America's Cup, Conte: "A pochi giorni dalle pre-regate Napoli è ancora ‘cantierizzata’. Lavorare in queste condizioni è davvero difficile"
America's Cup, Conte: "A pochi giorni dalle pre-regate Napoli è ancora ‘cantierizzata’. Lavorare in queste condizioni è davvero difficile"
Il presidente di Sistema Trasporti Campania: "Un transfer tra aeroporto, porto e alberghi è un servizio a orario fisso. Oggi quei tempi non sono più prevedibili e il turista, su quel ritardo, costruisce la sua prima impressione della città"
NAPOLI — "A pochi giorni dalle pre-regate di America's Cup a Napoli, i timori di noi operatori sono ancora molto forti. La paura che i primi avventori trovassero una città 'cantierizzata' si sta tramutando in realtà. Lavorare in queste condizioni di viabilità per noi è davvero difficile". Lo afferma Amedeo Conte, presidente di Sistema Trasporti Campania e alla guida della Worldtours.
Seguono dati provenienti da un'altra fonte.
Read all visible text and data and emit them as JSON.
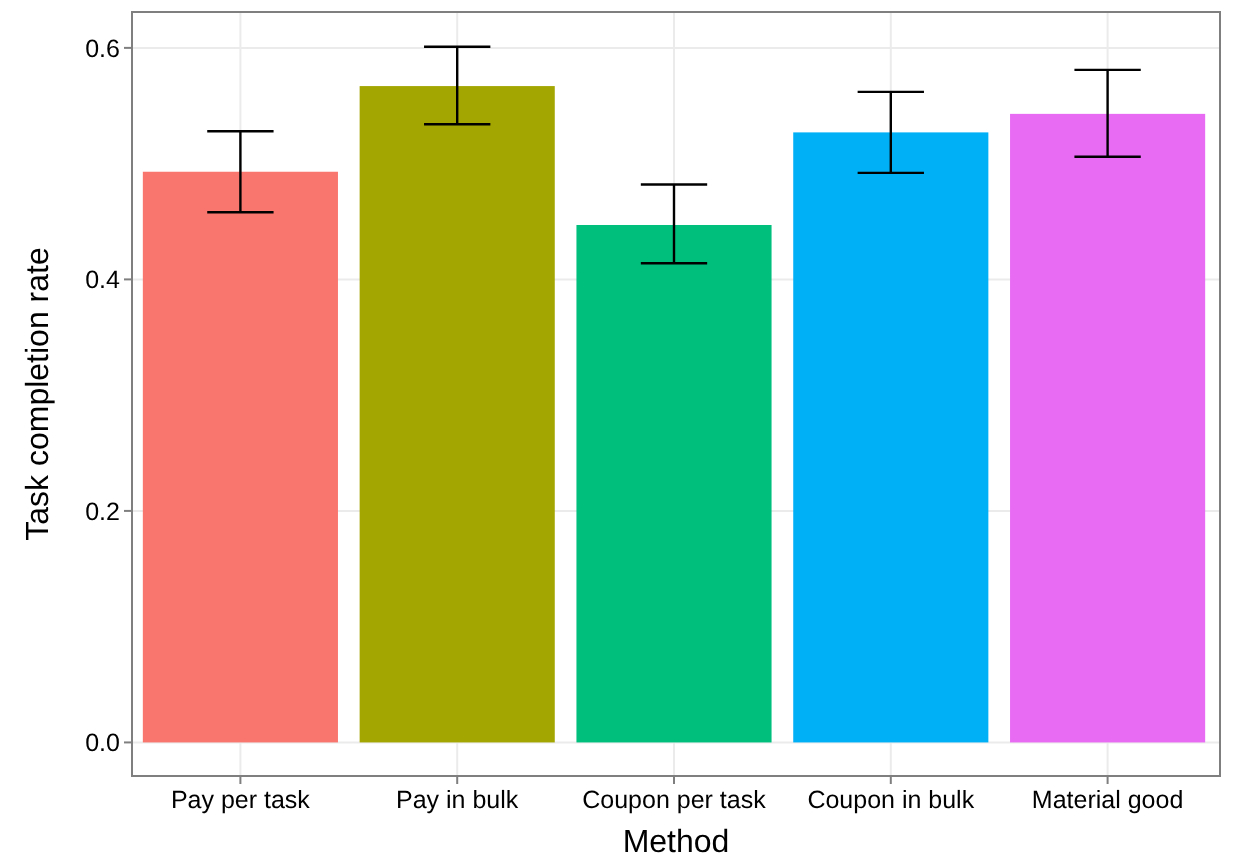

Il riferimento è alla Regata Preliminare Louis Vuitton della 38ª America's Cup, in programma nel Golfo dal 24 al 27 settembre. In vista dell'evento e dell'allestimento del Race Village tra Rotonda Diaz e Villa Comunale, il Comune ha varato un dispositivo di traffico in vigore dal 7 settembre al 5 ottobre. Il dispositivo prevede il senso unico su viale Anton Dohrn e via Caracciolo fino al 20 settembre e il divieto di transito sugli stessi tratti dal 21 al 27. Il piano si somma però ai cantieri già aperti sugli assi limitrofi: i lavori della nuova linea tranviaria tra San Giovanni e piazza Sannazaro sulla Riviera di Chiaia, la riqualificazione ciclopedonale del lungomare, che tiene chiusa via Nazario Sauro fino al 20 settembre, e gli interventi sul manto stradale di via Acton.
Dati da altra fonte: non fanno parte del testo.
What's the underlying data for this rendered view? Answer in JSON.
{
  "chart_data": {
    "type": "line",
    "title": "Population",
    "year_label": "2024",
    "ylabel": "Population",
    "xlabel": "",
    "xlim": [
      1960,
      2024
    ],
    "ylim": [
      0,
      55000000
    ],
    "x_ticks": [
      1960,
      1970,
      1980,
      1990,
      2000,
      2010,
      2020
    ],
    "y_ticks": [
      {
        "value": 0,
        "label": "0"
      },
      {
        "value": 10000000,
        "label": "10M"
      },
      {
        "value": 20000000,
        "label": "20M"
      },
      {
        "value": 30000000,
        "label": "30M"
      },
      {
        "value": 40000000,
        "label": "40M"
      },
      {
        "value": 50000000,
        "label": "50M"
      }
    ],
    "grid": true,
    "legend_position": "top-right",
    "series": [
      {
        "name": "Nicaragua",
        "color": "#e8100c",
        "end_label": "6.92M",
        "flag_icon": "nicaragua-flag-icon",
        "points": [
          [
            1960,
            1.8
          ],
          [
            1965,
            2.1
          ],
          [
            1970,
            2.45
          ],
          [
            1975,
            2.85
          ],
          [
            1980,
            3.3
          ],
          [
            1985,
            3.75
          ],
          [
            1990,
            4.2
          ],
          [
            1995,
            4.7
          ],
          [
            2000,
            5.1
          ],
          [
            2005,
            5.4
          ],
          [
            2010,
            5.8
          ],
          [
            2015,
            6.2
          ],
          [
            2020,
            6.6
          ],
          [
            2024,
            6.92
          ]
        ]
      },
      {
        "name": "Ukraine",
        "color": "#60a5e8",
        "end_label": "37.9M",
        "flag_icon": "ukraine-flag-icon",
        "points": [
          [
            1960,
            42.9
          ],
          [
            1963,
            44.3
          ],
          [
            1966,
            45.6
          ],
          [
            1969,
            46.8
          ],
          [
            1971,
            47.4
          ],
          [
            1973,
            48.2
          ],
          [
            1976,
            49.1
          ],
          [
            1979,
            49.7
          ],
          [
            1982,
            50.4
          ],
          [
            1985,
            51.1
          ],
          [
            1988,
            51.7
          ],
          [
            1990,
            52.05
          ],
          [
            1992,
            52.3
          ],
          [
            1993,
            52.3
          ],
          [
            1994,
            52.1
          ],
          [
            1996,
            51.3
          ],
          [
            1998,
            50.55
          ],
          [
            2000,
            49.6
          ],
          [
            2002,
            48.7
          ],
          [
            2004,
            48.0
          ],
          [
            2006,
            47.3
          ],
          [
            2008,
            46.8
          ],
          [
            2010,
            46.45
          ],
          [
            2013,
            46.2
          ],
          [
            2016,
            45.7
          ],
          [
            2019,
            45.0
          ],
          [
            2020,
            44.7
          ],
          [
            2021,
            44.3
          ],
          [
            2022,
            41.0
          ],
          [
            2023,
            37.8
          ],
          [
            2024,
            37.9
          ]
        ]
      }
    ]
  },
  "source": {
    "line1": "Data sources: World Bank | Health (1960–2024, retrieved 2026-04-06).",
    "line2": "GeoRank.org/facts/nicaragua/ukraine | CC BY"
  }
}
"Il nostro lavoro si misura sui tempi", spiega Conte. "Un transfer tra aeroporto, stazione, porto e alberghi è un servizio prenotato a orario fisso, spesso legato alla partenza di un aliscafo per le isole o a un treno in coincidenza. Oggi quei tempi non sono più prevedibili. Via Acton, che dal lungomare porta al Molo Beverello e alla Stazione Marittima, è un susseguirsi di restringimenti e code in un mese che per Napoli resta di piena stagione. Con la riapertura delle scuole, poi, il carico sulla rete cittadina è destinato ad aumentare. Il turista non conosce cronoprogrammi e ordinanze: sa soltanto di essere arrivato in ritardo, e su quel ritardo costruisce la sua prima impressione della città".
"Non mettiamo in discussione l'evento, che rappresenta una vetrina internazionale per Napoli e per l'intera Campania, né la necessità dei lavori in corso", prosegue il presidente di Sistema Trasporti Campania. "Il problema è la loro sovrapposizione, che in queste settimane pesa soprattutto su chi il turista lo accoglie e lo accompagna, a partire da noi operatori del trasporto".
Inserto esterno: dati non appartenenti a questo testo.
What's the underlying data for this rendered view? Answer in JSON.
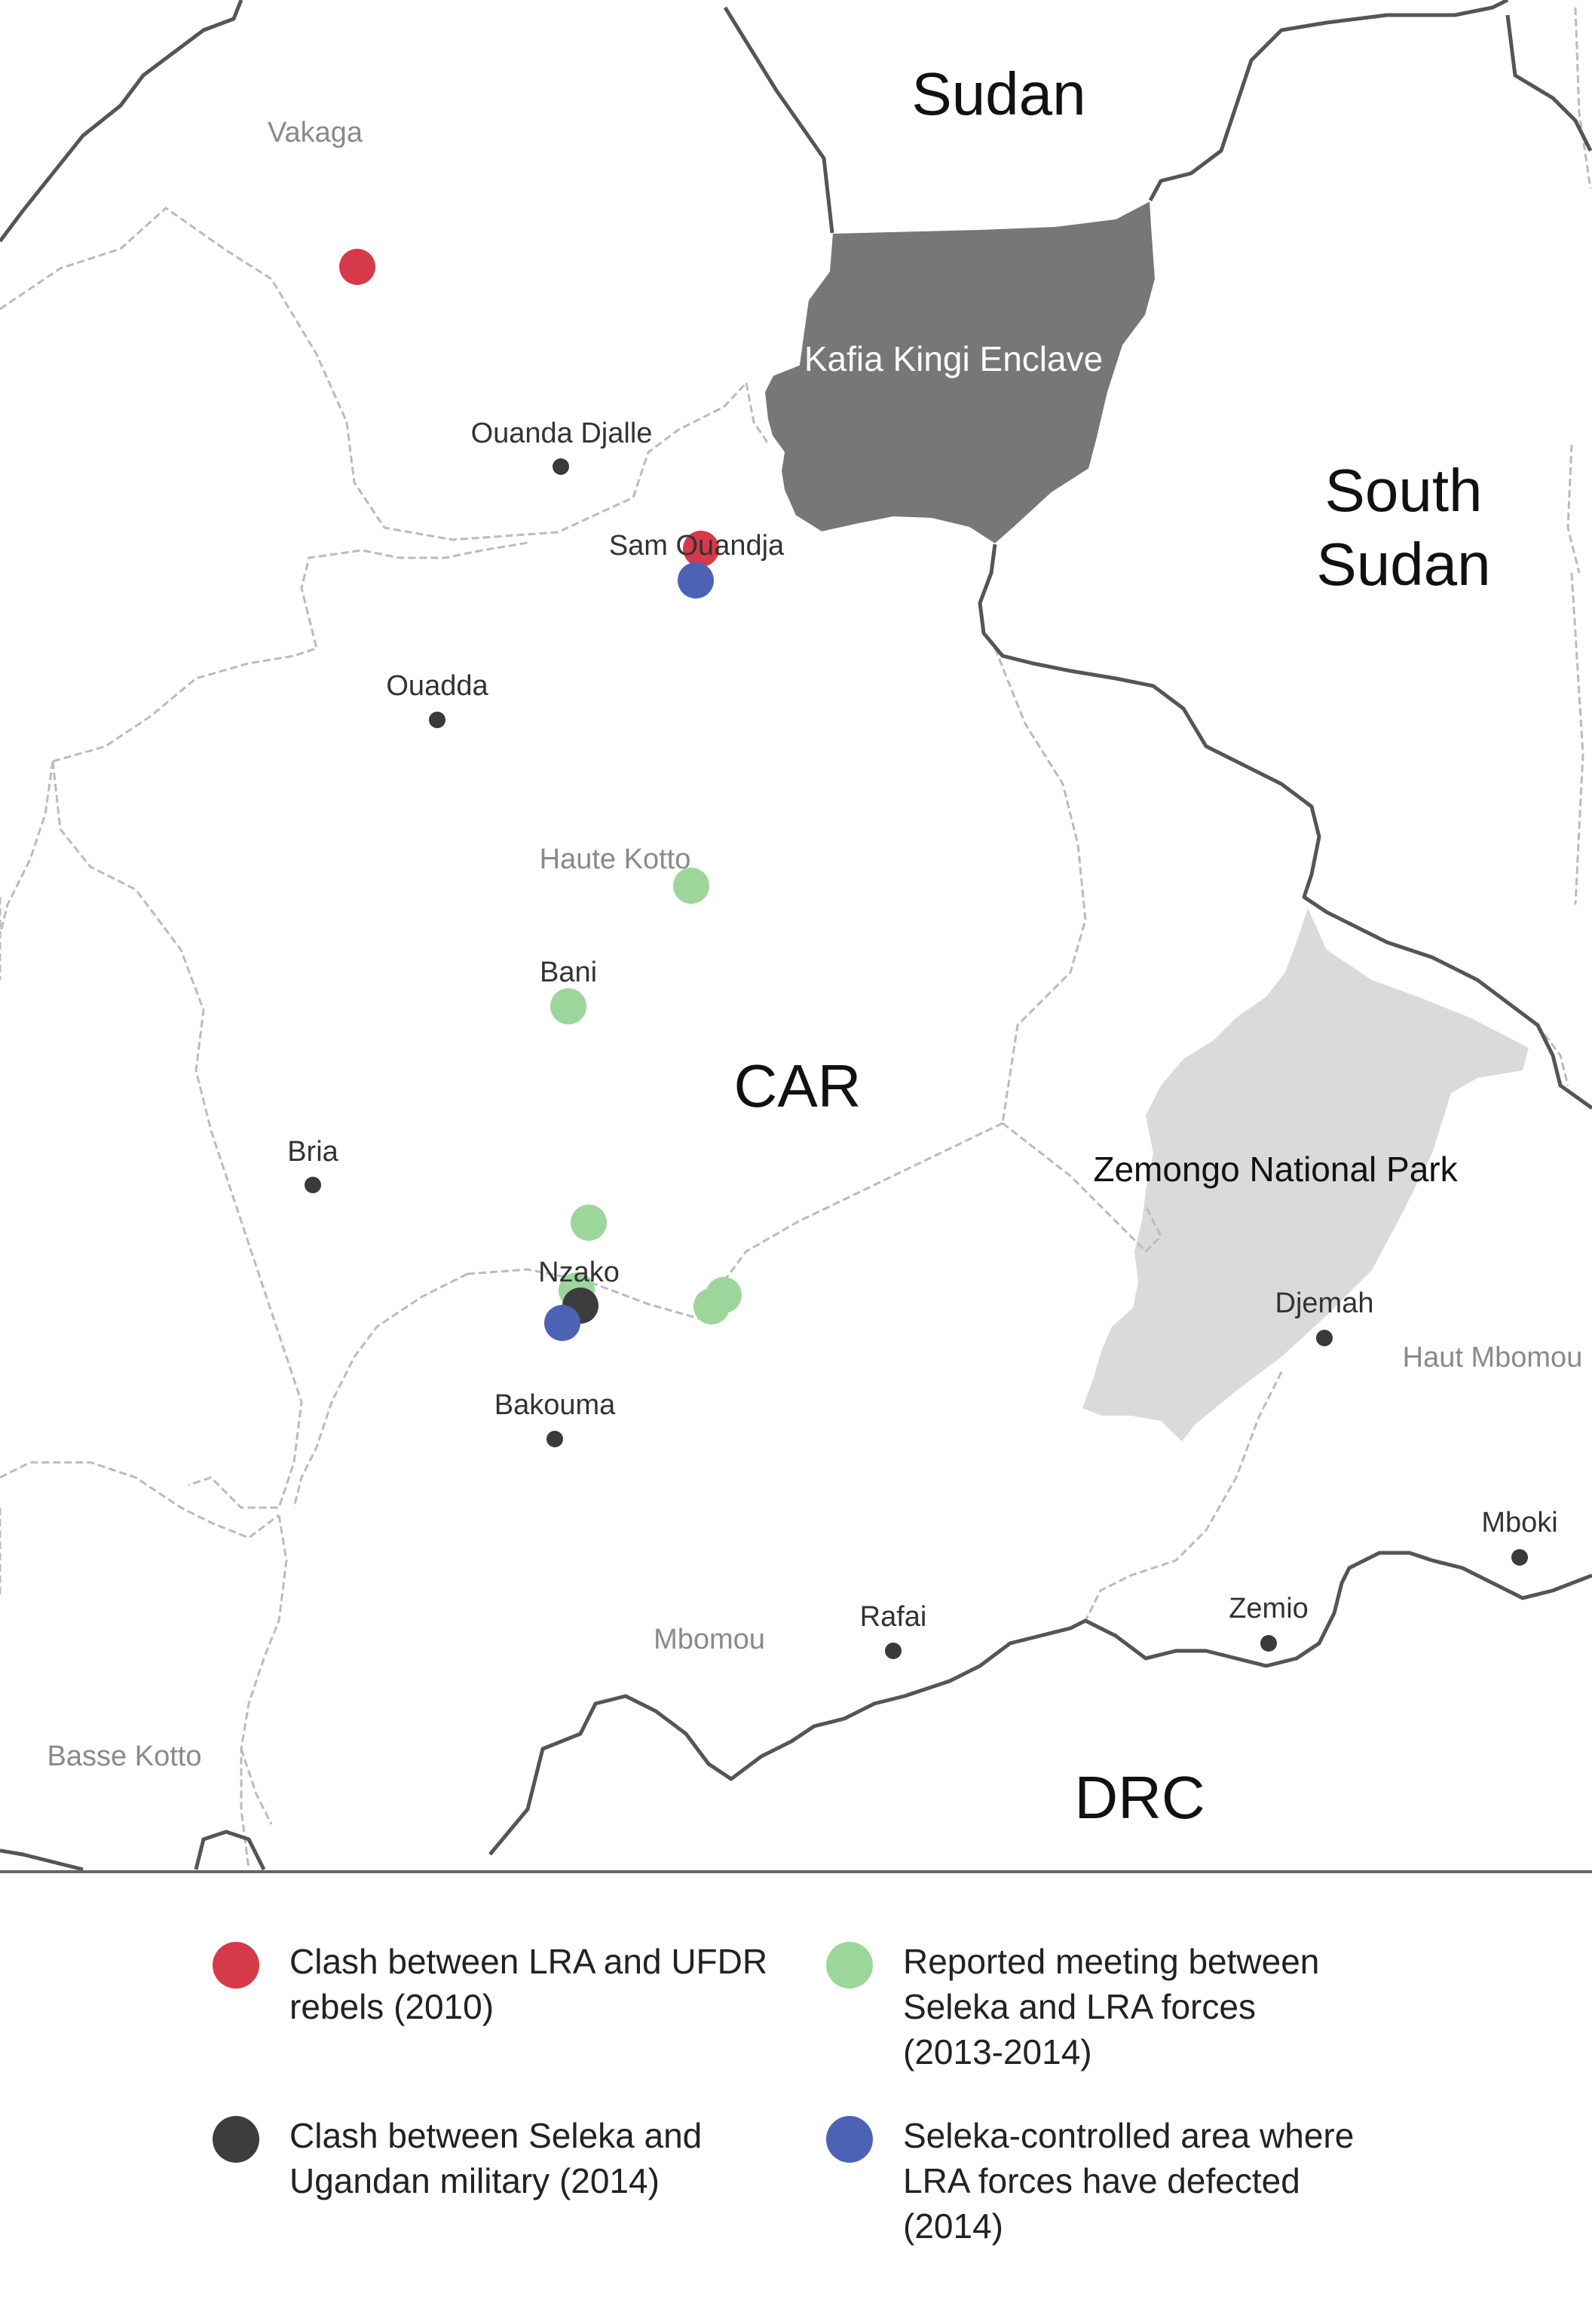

Per gli organizzatori, le regate di settembre sono una prova generale in vista del 2027, quando Napoli ospiterà la 38ª America's Cup. È un banco di prova che riguarda anche la tenuta della mobilità cittadina durante i grandi eventi. "Abbiamo più volte messo in allarme sul rischio di ritardi sul cronoprogramma", conclude Conte. "Speriamo vivamente di essere smentiti nelle prossime ore".